What has been described has been interventions such as the above, that if hadn't occurred, the patient would have died. Or they caught a subtle change that alerted the need for further diagnostic tests and an earlier diagnosis of a potentially life-ending event. You choose to describe your intervention in purely physiologica terms, and the nurses here are describing those interventions as "saving lives". There is nothing wrong with that phrase and far from being caused by inflated sense of importance or superhero complex, it emphasises what nurses do on a slightly higher plane, and nursing school is much more than nuts and bolts. Well nuts maybe but. .
No one here thinks they are God, or believes their touch can raise the dead.

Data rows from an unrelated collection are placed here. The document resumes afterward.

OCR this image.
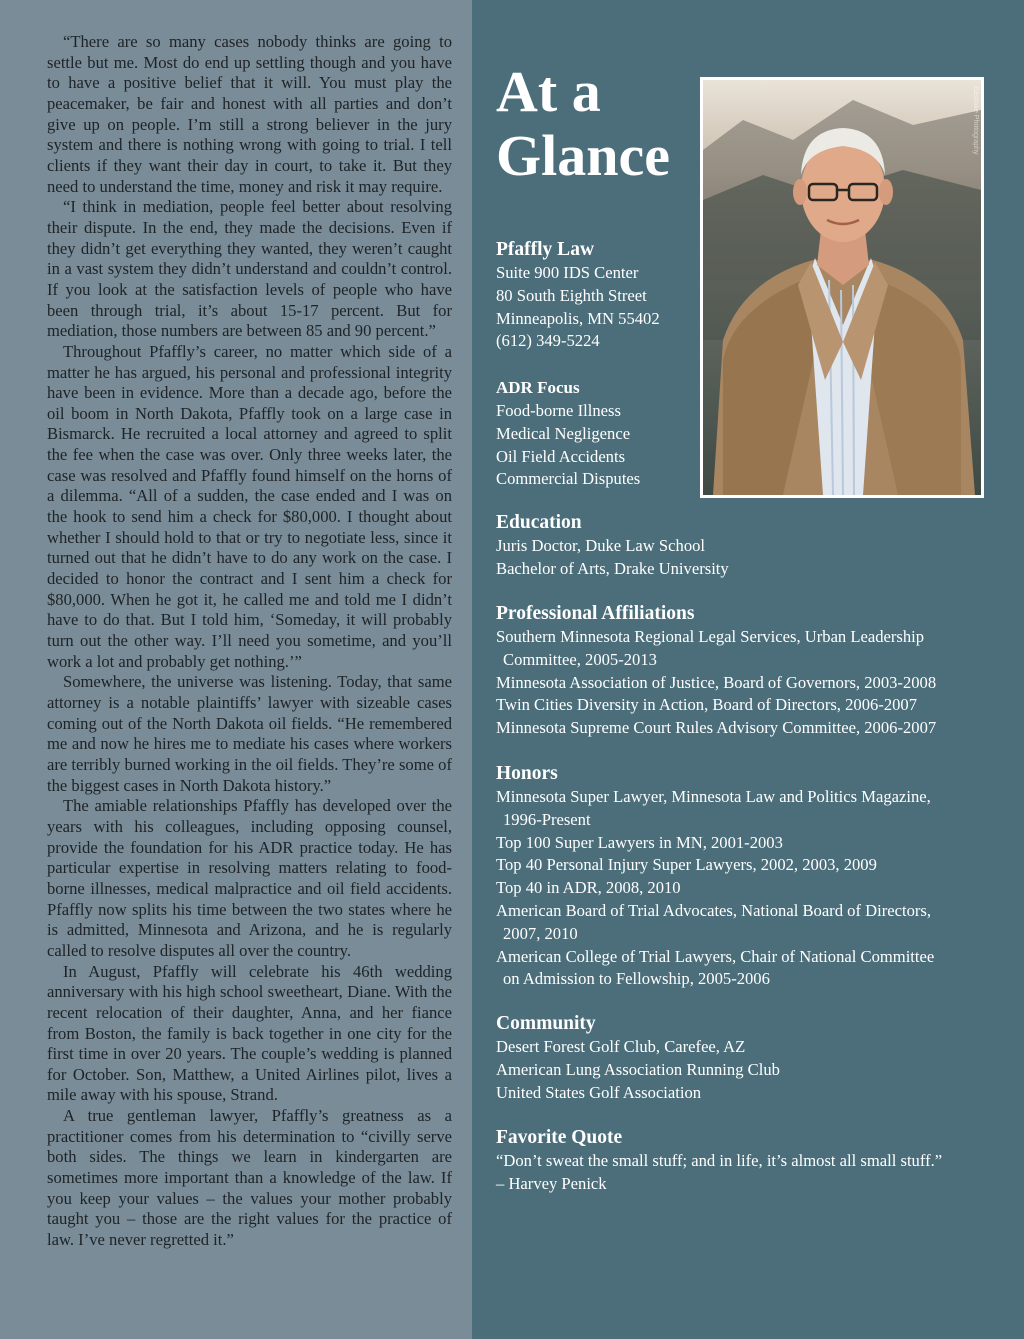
“There are so many cases nobody thinks are going to settle but me. Most do end up settling though and you have to have a positive belief that it will. You must play the peacemaker, be fair and honest with all parties and don’t give up on people. I’m still a strong believer in the jury system and there is nothing wrong with going to trial. I tell clients if they want their day in court, to take it. But they need to understand the time, money and risk it may require.

“I think in mediation, people feel better about resolving their dispute. In the end, they made the decisions. Even if they didn’t get everything they wanted, they weren’t caught in a vast system they didn’t understand and couldn’t control. If you look at the satisfaction levels of people who have been through trial, it’s about 15-17 percent. But for mediation, those numbers are between 85 and 90 percent.”

Throughout Pfaffly’s career, no matter which side of a matter he has argued, his personal and professional integrity have been in evidence. More than a decade ago, before the oil boom in North Dakota, Pfaffly took on a large case in Bismarck. He recruited a local attorney and agreed to split the fee when the case was over. Only three weeks later, the case was resolved and Pfaffly found himself on the horns of a dilemma. “All of a sudden, the case ended and I was on the hook to send him a check for $80,000. I thought about whether I should hold to that or try to negotiate less, since it turned out that he didn’t have to do any work on the case. I decided to honor the contract and I sent him a check for $80,000. When he got it, he called me and told me I didn’t have to do that. But I told him, ‘Someday, it will probably turn out the other way. I’ll need you sometime, and you’ll work a lot and probably get nothing.’”

Somewhere, the universe was listening. Today, that same attorney is a notable plaintiffs’ lawyer with sizeable cases coming out of the North Dakota oil fields. “He remembered me and now he hires me to mediate his cases where workers are terribly burned working in the oil fields. They’re some of the biggest cases in North Dakota history.”

The amiable relationships Pfaffly has developed over the years with his colleagues, including opposing counsel, provide the foundation for his ADR practice today. He has particular expertise in resolving matters relating to food-borne illnesses, medical malpractice and oil field accidents. Pfaffly now splits his time between the two states where he is admitted, Minnesota and Arizona, and he is regularly called to resolve disputes all over the country.

In August, Pfaffly will celebrate his 46th wedding anniversary with his high school sweetheart, Diane. With the recent relocation of their daughter, Anna, and her fiance from Boston, the family is back together in one city for the first time in over 20 years. The couple’s wedding is planned for October. Son, Matthew, a United Airlines pilot, lives a mile away with his spouse, Strand.

A true gentleman lawyer, Pfaffly’s greatness as a practitioner comes from his determination to “civilly serve both sides. The things we learn in kindergarten are sometimes more important than a knowledge of the law. If you keep your values – the values your mother probably taught you – those are the right values for the practice of law. I’ve never regretted it.”

At a
Glance
Eastlake Photography
Pfaffly Law
Suite 900 IDS Center
80 South Eighth Street
Minneapolis, MN 55402
(612) 349-5224
ADR Focus
Food-borne Illness
Medical Negligence
Oil Field Accidents
Commercial Disputes
Education
Juris Doctor, Duke Law School
Bachelor of Arts, Drake University
Professional Affiliations
Southern Minnesota Regional Legal Services, Urban Leadership
Committee, 2005-2013
Minnesota Association of Justice, Board of Governors, 2003-2008
Twin Cities Diversity in Action, Board of Directors, 2006-2007
Minnesota Supreme Court Rules Advisory Committee, 2006-2007
Honors
Minnesota Super Lawyer, Minnesota Law and Politics Magazine,
1996-Present
Top 100 Super Lawyers in MN, 2001-2003
Top 40 Personal Injury Super Lawyers, 2002, 2003, 2009
Top 40 in ADR, 2008, 2010
American Board of Trial Advocates, National Board of Directors,
2007, 2010
American College of Trial Lawyers, Chair of National Committee
on Admission to Fellowship, 2005-2006
Community
Desert Forest Golf Club, Carefee, AZ
American Lung Association Running Club
United States Golf Association
Favorite Quote
“Don’t sweat the small stuff; and in life, it’s almost all small stuff.”
– Harvey Penick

But in a field that embraces the subject of nursing as not just a technician, as you do, we incorporate some metaphysical elements. Nurses who have been around for a long time know for certain it is way more than "I didn't save a life I stopped the bleeding", and it is unfair to scoff at it because you don't understand it.
Most of nursing is give-give-give, and not because we're martyrs, but so much is expected from us out of so many directions, if one thing stops being demanding something else will quickly fill the gap. If it makes us able to get up and go to work each day to think "I saved a life" rather than "I bagged a baby", why would you object to it? I don't know if you read all the responses here, but I saw no arrogance or feeling of omnipotence at all.

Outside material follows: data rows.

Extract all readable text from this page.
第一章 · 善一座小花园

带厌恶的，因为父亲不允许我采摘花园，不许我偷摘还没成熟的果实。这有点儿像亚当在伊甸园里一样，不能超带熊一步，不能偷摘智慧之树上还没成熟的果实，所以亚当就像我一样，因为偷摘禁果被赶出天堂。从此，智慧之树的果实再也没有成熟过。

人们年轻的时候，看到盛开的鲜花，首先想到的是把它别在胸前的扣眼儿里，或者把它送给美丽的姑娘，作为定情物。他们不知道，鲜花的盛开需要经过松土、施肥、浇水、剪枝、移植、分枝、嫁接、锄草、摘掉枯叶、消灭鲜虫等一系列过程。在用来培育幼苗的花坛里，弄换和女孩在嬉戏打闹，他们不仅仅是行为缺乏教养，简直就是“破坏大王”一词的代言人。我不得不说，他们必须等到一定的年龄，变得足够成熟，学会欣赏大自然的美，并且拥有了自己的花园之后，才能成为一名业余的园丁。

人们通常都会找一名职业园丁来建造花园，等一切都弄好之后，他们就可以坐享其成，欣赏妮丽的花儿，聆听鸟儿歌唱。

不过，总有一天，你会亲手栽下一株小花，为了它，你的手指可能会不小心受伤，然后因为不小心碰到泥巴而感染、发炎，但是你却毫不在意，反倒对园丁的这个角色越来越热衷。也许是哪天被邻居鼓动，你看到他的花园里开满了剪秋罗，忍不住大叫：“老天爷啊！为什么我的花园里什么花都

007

Lol at saving the doctors. I have heard some Nurses state that they have had to correct the doctors' mistakes.But seriously, I'm just really ticked off that he made such an ignorant statement. If nurses don't save lives, then what DO they do, exactly? Stand around and look pretty? I find him to be pretty argumentative (always tries to start something). If he says that again, how should I reply?
Tell him "That's right. The poor ones don't save many. Are you just saying what kind you're planning to be?"
PMFB-RN, RN
5,351 Posts
*** Well "God" is just made up. Many times it is obvious a patient will die if a nurse does not intervene right NOW. Bleeding out is a good example. The hypotensive or bradycardia patient is another. You never saved a person by implementing external pacing? You never bagged a apneic patient with a face mask and an ambu bag? Today we had a guy who was being transported by a volunteer to med-surg for "observation" when he had an anaphylactic reaction and his tongue swelled u so large he could not get air. An ICU nurse passing by dropped a nasal airway in, started to bag the patient and called a code. When the CRNA showed and the patient was intubated and headed to the ICU the ICU nurse continued on her way to lunch, picking up her conversation about her upcoming wedding as if nothing happened. That patient has just been examined by a physician in the ER and admitted for "obs". Had there not been a quick thinking nurse that patient would have died. Not very unusual.